身体中に巻かれた包帯、つんと匂う薄荷のような消毒液。
枕元には身に付けていた筈の服がきちんと畳まれ、今は小綺麗な白い布切れを身に纏っているようだった。

「――?―、――」

獣は上手く回らない頭で必死に考えた。
ここは何処だ?何故治療されている?誰が着替えさせた?自分の他に悪魔の匂いがしない、ここは、ここは自分が望み続けた、人間と薬草と土の匂いがする。
声が、出せない。
ひゅうと空気の抜ける音に悪魔は眉を潜めた。
ひりひり痛む喉にまで巻かれた包帯に気が付いたのだ。あの炎のせいかと唇を噛む。

「おや、起きたのかい」

いつの間にか開かれていた部屋の襖の奥から、髪を高く結い上げた恰幅の良い女が姿を覗かせていた。
役割を果たさない喉の代わりにこくんと頷いてみせると女は笑った。

「声が出ないのは火傷の所為だね、すぐ治るだろ」

女は手に持っていた小さな箱を見せて悪魔の枕元に腰を下ろした。きつい薬草の匂いに思わず眉を顰める。

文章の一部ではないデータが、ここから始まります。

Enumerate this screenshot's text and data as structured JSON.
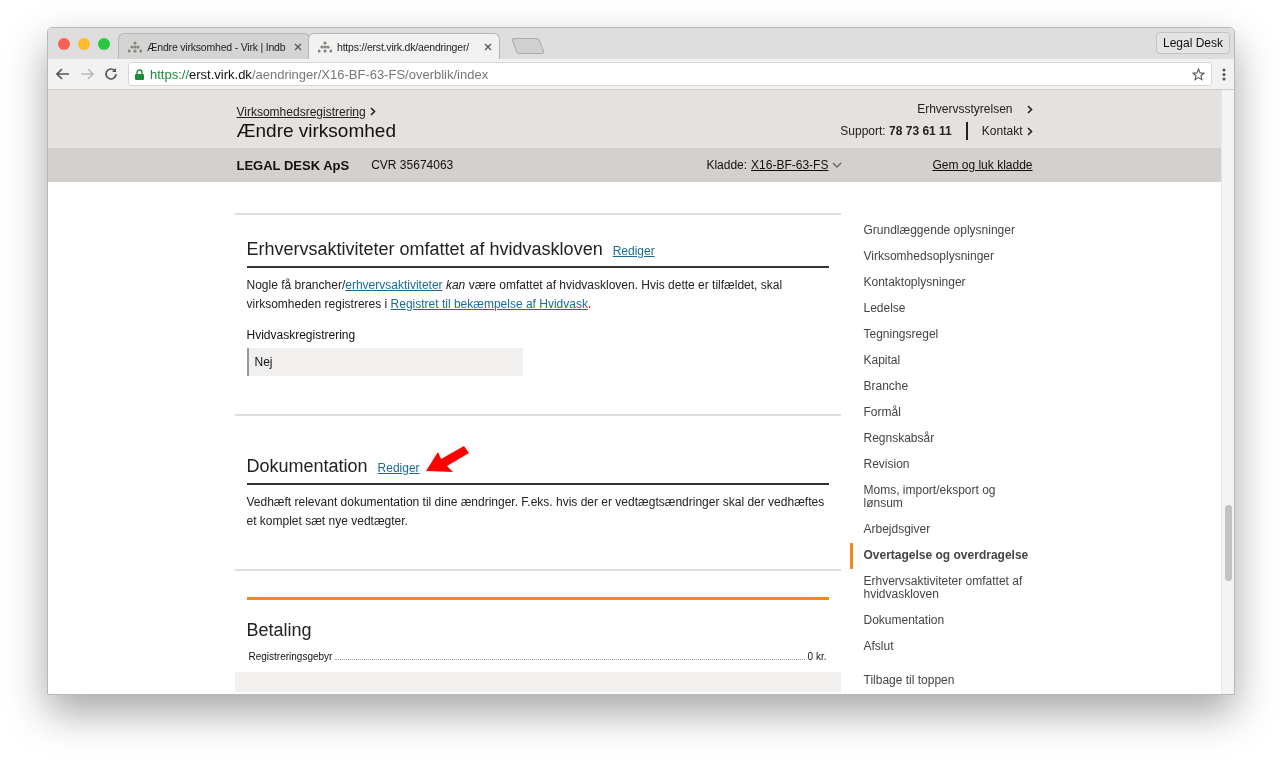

「ウチの娘が大泣きしながらあんたを引き摺って帰ってきたんだ」
「――」
「やれやれ、こんな面倒なもの拾ってきて……ウチは祓魔師御用達だってのに」

薬草臭い煙を吐き出す煙管を手にしてふっと息をついた女は、悪魔の腕の包帯を解いて、先ほどより薄くなった傷を見て笑む。
何が可笑しい、と言わんばかりに膨れ上がった獣の殺気。その、悪魔と言うよりは拾われた捨て猫のような様子を見て、女は豪快に噴き出した。

「……ぷっ。ふ、ふふはっ!!」
「――!?」
「あは!あはははっ!なんだい、それ!!」

清潔な白に紛れた青い目がぎょろっと開かれる。

「馬鹿だねぇ!言いやしないよ、助けた命に人間も悪魔も関係無いんだからさ!」
「……」
「包帯。替えるから腕出しなさい。んふ、ほんと、ふふ、ふっ、可愛い子だこと!」

礼を言いたくも、喉からは声になり損ねたものが抜けて無意味な音を出すだけ。
上手く動かない身体を捩って、女の手に身を委ねた。

「悪魔は治りが早くて良いね、使う薬草が少なくて済むんだ」
「……」

こくこくと頷き、解かれていく包帯を目で追う。
貼り付けられていた薬草を拭うと先程の傷はすでにぴったりと塞がっていたらしく、ほらねと女が笑った。

「よいしょ、と。もうそろそろ娘も帰ってくる筈なんだけどねえ」
「――?」
「ん?ああ、娘は今学校に行っていて」
「お母さん!お母さん何処おおおお!!あの人っ、あの青い人は大丈夫!?お母さあああん!!」
「!?ああもう、煩いったらありゃしない……しえみ!怪我人がいるんだから静かにしな!!」

替えの包帯を放り出してばたばたと襖の向こうへと消えていった女に獣は思った。
どちらも煩いことには変わりない、と。